Interview

Chikinki


Hannover schwitzt an diesem Dienstagnachmittag, ich auch. Aber im Gegensatz zum Rest der Stadt bin ich vom Fußball nur genervt. Chikinki nicht. Euphorisch spielen sie im Backstageraum der Indiego-Glocksee Tischfußball, allerdings ist es hier auch nicht ganz so heiß. Trotzdem entführe ich Sänger Rupert für eine Weile zurück in die Hitze des Innenhofes des Clubs. Immerhin ist es hier ruhig, abgesehen von einem Hund, der uns allzu aufdringlich auffordert ihm Stöckchen zu werfen. Aus diesem Grund bekomme ich von Rupert während des Interviews auch nur die halbe Aufmerksamkeit.
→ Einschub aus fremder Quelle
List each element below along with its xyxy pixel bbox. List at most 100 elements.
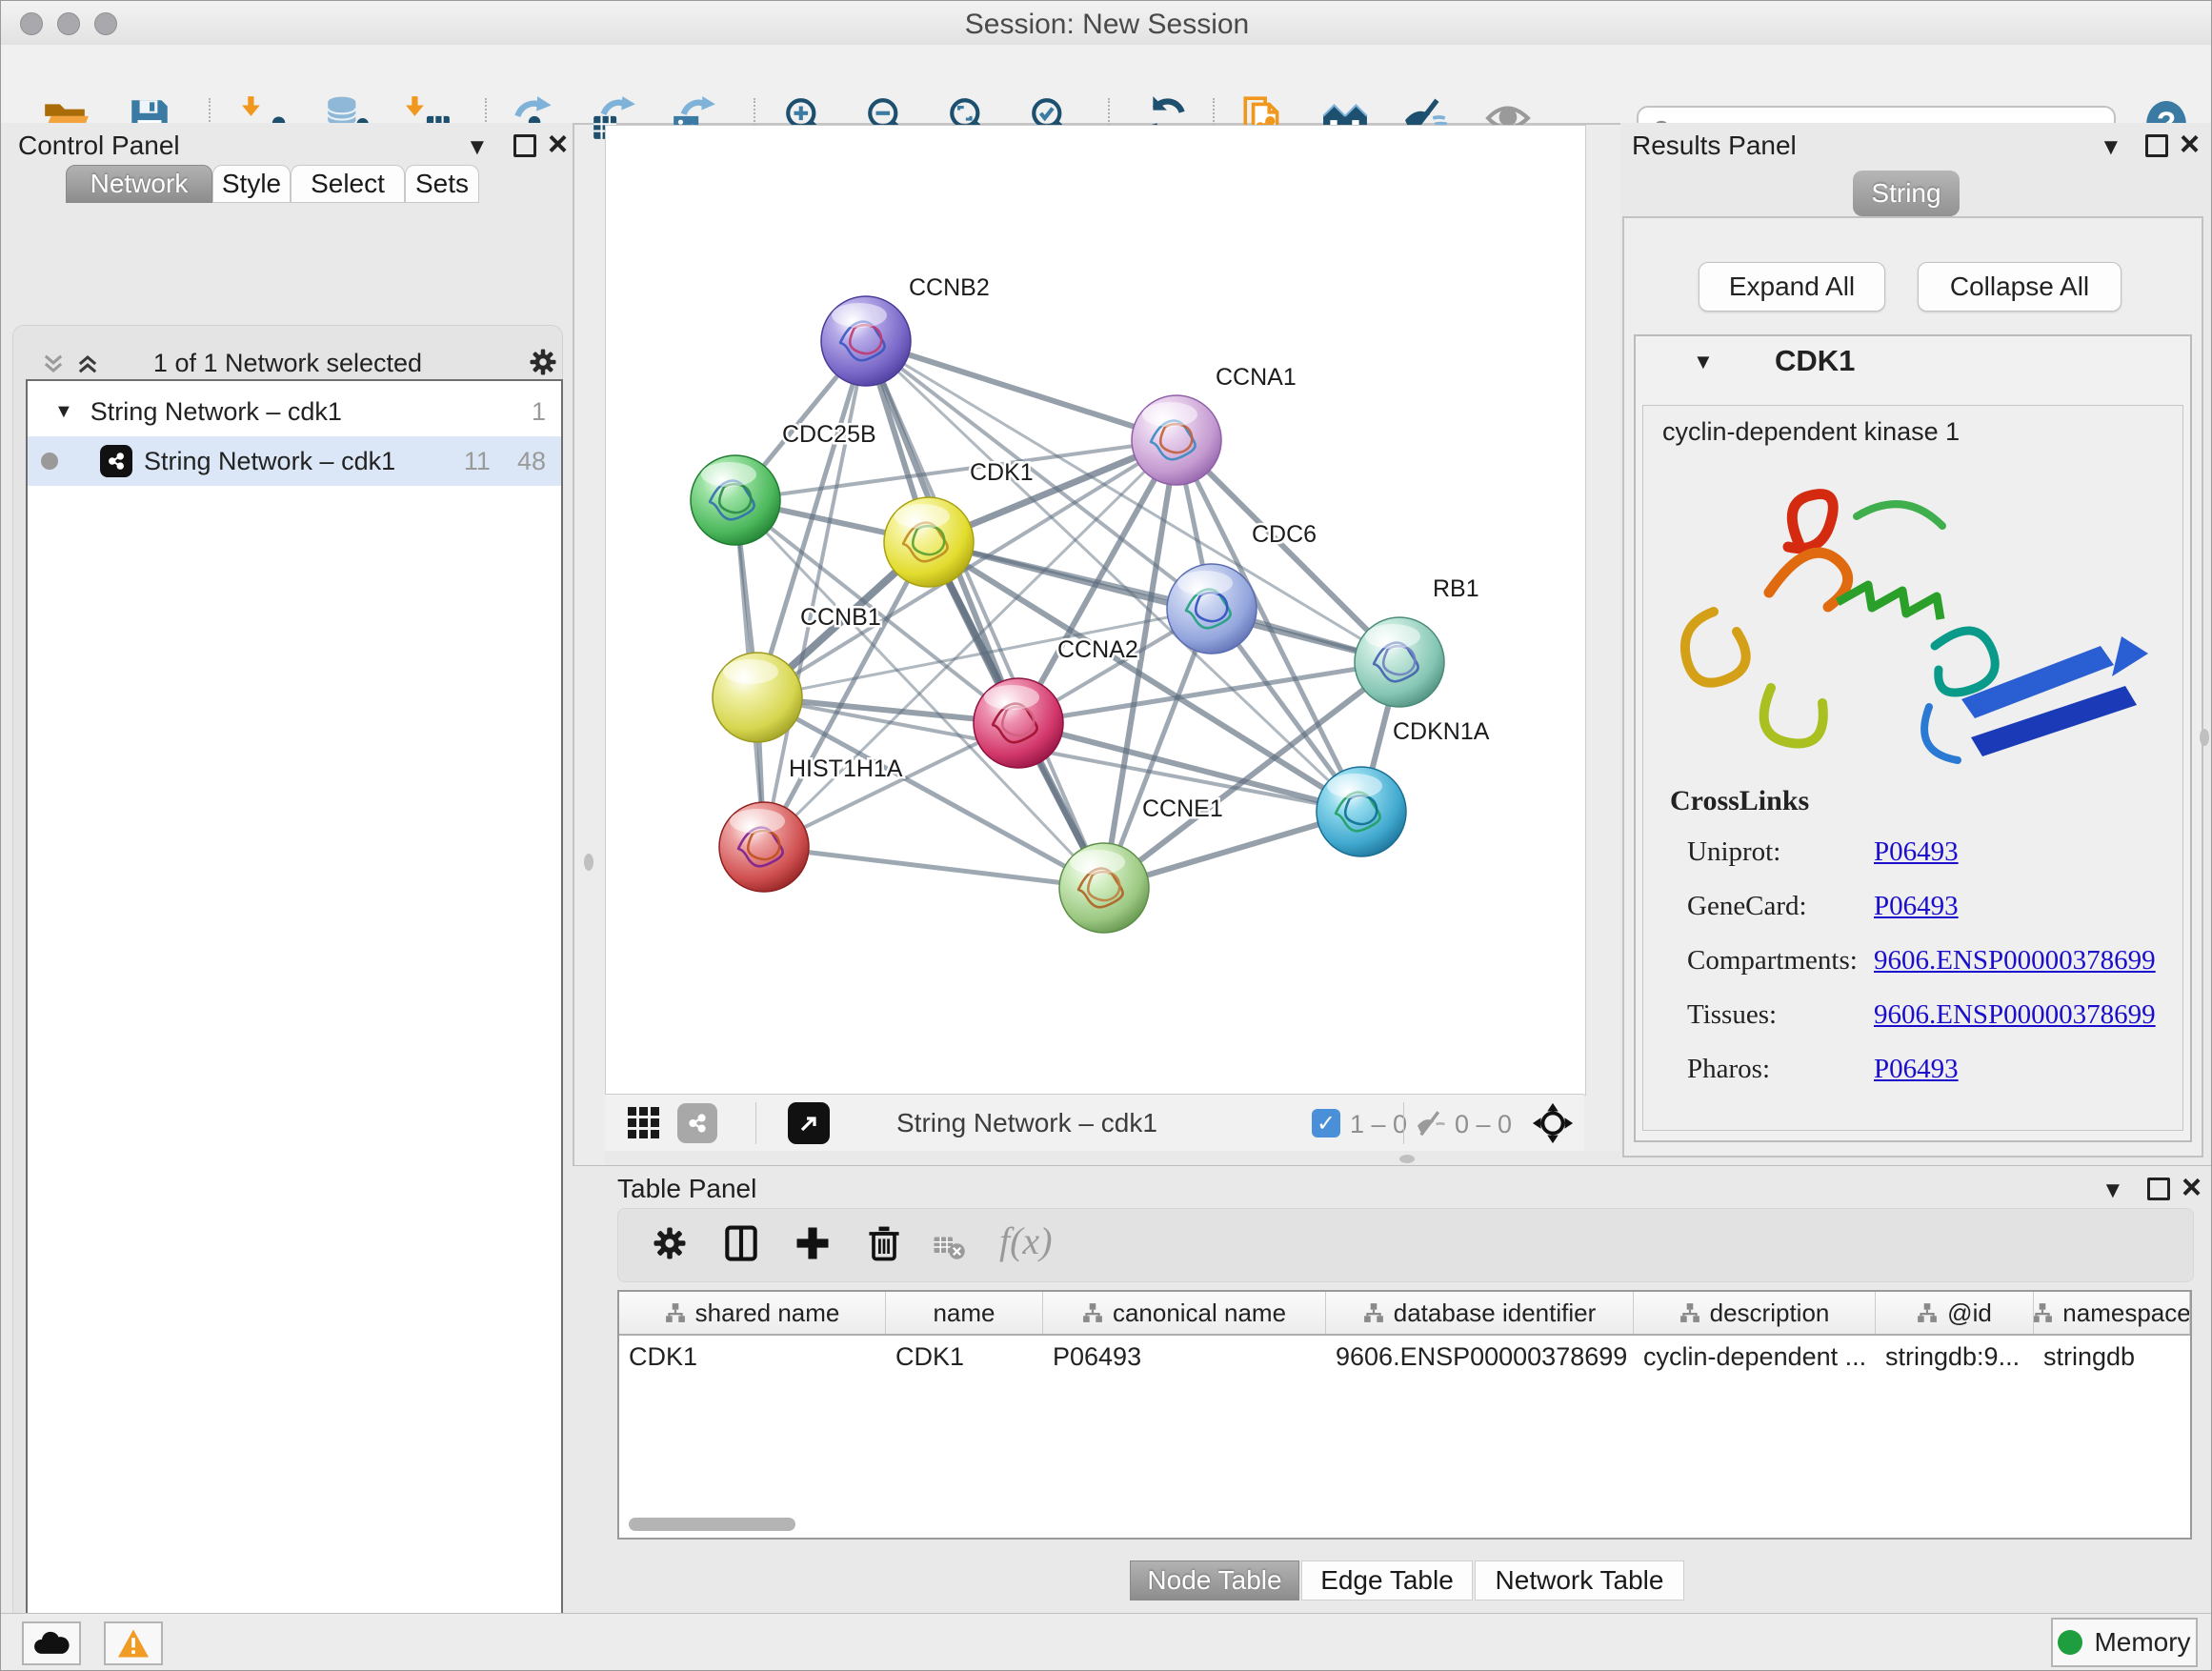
scrollbar-thumb[interactable] [629, 1518, 795, 1531]
node-position-crosshair-icon[interactable] [1531, 1101, 1575, 1145]
right-splitter-handle[interactable] [2200, 729, 2209, 746]
panel-float-icon[interactable] [513, 134, 536, 157]
delete-column-trash-icon[interactable] [863, 1222, 909, 1268]
protein-structure-image [1657, 459, 2171, 774]
network-node-RB1[interactable]: RB1 [1355, 575, 1479, 707]
memory-button[interactable]: Memory [2051, 1618, 2198, 1667]
column-label: namespace [2062, 1299, 2190, 1328]
title-bar: Session: New Session [1, 1, 2212, 46]
tab-string[interactable]: String [1853, 171, 1960, 216]
network-collection-label: String Network – cdk1 [90, 397, 342, 427]
network-view-title: String Network – cdk1 [896, 1108, 1157, 1138]
panel-float-icon[interactable] [2147, 1178, 2170, 1200]
tab-style[interactable]: Style [212, 165, 291, 203]
table-cell[interactable]: CDK1 [619, 1334, 886, 1379]
hidden-node-edge-count: 0 – 0 [1455, 1110, 1512, 1139]
crosslink-label: GeneCard: [1687, 891, 1874, 945]
memory-status-dot [2058, 1630, 2082, 1655]
network-edge[interactable] [764, 847, 1104, 888]
crosslink-label: Tissues: [1687, 999, 1874, 1054]
network-node-CCNB2[interactable]: CCNB2 [821, 274, 990, 386]
tab-node-table[interactable]: Node Table [1130, 1560, 1299, 1601]
table-horizontal-scrollbar[interactable] [623, 1517, 2186, 1532]
network-node-label: CDKN1A [1393, 718, 1490, 745]
panel-collapse-icon[interactable]: ▼ [2100, 136, 2122, 159]
network-node-CDKN1A[interactable]: CDKN1A [1317, 718, 1490, 856]
table-cell[interactable]: 9606.ENSP00000378699 [1326, 1334, 1634, 1379]
network-row-label: String Network – cdk1 [144, 447, 395, 476]
network-edge[interactable] [866, 341, 1104, 888]
table-cell[interactable]: cyclin-dependent ... [1634, 1334, 1876, 1379]
network-node-label: CDC25B [782, 421, 876, 448]
cloud-status-button[interactable] [22, 1621, 81, 1665]
column-header-canonical-name[interactable]: canonical name [1043, 1292, 1326, 1334]
panel-close-icon[interactable]: × [2182, 1176, 2202, 1198]
birdseye-view-icon[interactable] [788, 1102, 830, 1144]
table-cell[interactable]: stringdb [2034, 1334, 2190, 1379]
expand-all-button[interactable]: Expand All [1699, 262, 1885, 312]
tree-expander-icon[interactable]: ▼ [54, 401, 73, 423]
tab-edge-table[interactable]: Edge Table [1301, 1560, 1473, 1601]
results-panel-title: Results Panel [1632, 131, 1797, 161]
network-node-label: CCNA1 [1216, 364, 1297, 391]
warning-status-button[interactable] [104, 1621, 163, 1665]
table-cell[interactable]: stringdb:9... [1876, 1334, 2034, 1379]
network-row-selected[interactable]: String Network – cdk1 11 48 [28, 436, 561, 486]
splitter-handle[interactable] [1399, 1155, 1415, 1163]
column-header-description[interactable]: description [1634, 1292, 1876, 1334]
crosslink-link[interactable]: P06493 [1874, 836, 1959, 891]
panel-close-icon[interactable]: × [2180, 132, 2200, 155]
delete-table-icon [933, 1230, 978, 1276]
crosslinks-title: CrossLinks [1670, 785, 1809, 817]
column-header--id[interactable]: @id [1876, 1292, 2034, 1334]
column-type-icon [1679, 1302, 1700, 1323]
network-collection-row[interactable]: ▼ String Network – cdk1 1 [28, 387, 561, 436]
selected-node-edge-count: 1 – 0 [1350, 1110, 1407, 1139]
network-options-gear-icon[interactable] [526, 345, 560, 379]
column-header-database-identifier[interactable]: database identifier [1326, 1292, 1634, 1334]
left-splitter-handle[interactable] [584, 854, 593, 871]
table-cell[interactable]: P06493 [1043, 1334, 1326, 1379]
table-cell[interactable]: CDK1 [886, 1334, 1043, 1379]
grid-view-icon[interactable] [626, 1105, 662, 1141]
panel-collapse-icon[interactable]: ▼ [466, 136, 489, 159]
crosslink-row: GeneCard:P06493 [1687, 891, 2173, 945]
crosslink-link[interactable]: 9606.ENSP00000378699 [1874, 999, 2156, 1054]
tab-network-table[interactable]: Network Table [1475, 1560, 1684, 1601]
hidden-eye-icon [1415, 1107, 1449, 1141]
main-toolbar: ? [1, 45, 2212, 125]
crosslink-link[interactable]: P06493 [1874, 1054, 1959, 1108]
column-header-namespace[interactable]: namespace [2034, 1292, 2190, 1334]
network-node-CCNE1[interactable]: CCNE1 [1059, 795, 1223, 933]
gene-details: cyclin-dependent kinase 1 [1642, 405, 2183, 1131]
selected-checkbox-icon[interactable]: ✓ [1312, 1109, 1340, 1137]
tab-sets[interactable]: Sets [405, 165, 479, 203]
string-results-box: Expand All Collapse All ▼ CDK1 cyclin-de… [1622, 216, 2203, 1158]
panel-collapse-icon[interactable]: ▼ [2101, 1179, 2124, 1202]
crosslink-link[interactable]: P06493 [1874, 891, 1959, 945]
crosslink-link[interactable]: 9606.ENSP00000378699 [1874, 945, 2156, 999]
network-edge[interactable] [866, 341, 1176, 440]
tab-network[interactable]: Network [66, 165, 212, 203]
separator [1403, 1102, 1404, 1144]
panel-float-icon[interactable] [2145, 134, 2168, 157]
column-type-icon [1082, 1302, 1103, 1323]
column-header-name[interactable]: name [886, 1292, 1043, 1334]
network-icon-gray[interactable] [677, 1103, 717, 1143]
show-columns-icon[interactable] [720, 1222, 766, 1268]
tab-select[interactable]: Select [291, 165, 405, 203]
add-column-plus-icon[interactable] [792, 1222, 837, 1268]
column-label: canonical name [1113, 1299, 1286, 1328]
panel-close-icon[interactable]: × [548, 132, 568, 155]
column-type-icon [1917, 1302, 1938, 1323]
network-list: ▼ String Network – cdk1 1 String Network… [26, 379, 563, 1671]
section-expander-icon[interactable]: ▼ [1693, 350, 1714, 374]
collapse-all-button[interactable]: Collapse All [1918, 262, 2122, 312]
network-node-CCNA1[interactable]: CCNA1 [1132, 364, 1297, 485]
network-canvas[interactable]: CCNB2 CCNA1 CDC25B CDK1 CDC6 RB1 CCNB1 C… [605, 125, 1586, 1096]
network-node-label: CCNB1 [800, 604, 881, 631]
table-toolbar: f(x) [617, 1208, 2194, 1282]
column-label: database identifier [1394, 1299, 1596, 1328]
table-options-gear-icon[interactable] [649, 1222, 694, 1268]
column-header-shared-name[interactable]: shared name [619, 1292, 886, 1334]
Ihr habt im September schon mal hier gespielt, erinnerst du dich noch?

Rupert: Ja, auch wenn wir ziemlich betrunken waren. Es war sehr spaßig.

Allerdings unten im Café, was ich eigentlich lieber mag, weil es kleiner und gemütlicher ist.

Rupert: Ich fürchte auch, dass heute nicht viele Leute da sein werden, wegen des Wetters.

Und wegen des Fußballs. Der geht mir auf die Nerven.

Rupert: grinst

Die Deutschen sagen, Hannover sei die hässlichste Stadt Deutschlands.

Rupert: Wirklich? Ich habe nichts von der Stadt gesehen, aber einer aus unserer Band hat eine Zeit lang hier gelebt.

Euer altes Album "Experience With A Mother" ist gerade re-releast worden. Wie ist es, die alten Songs wieder zu spielen?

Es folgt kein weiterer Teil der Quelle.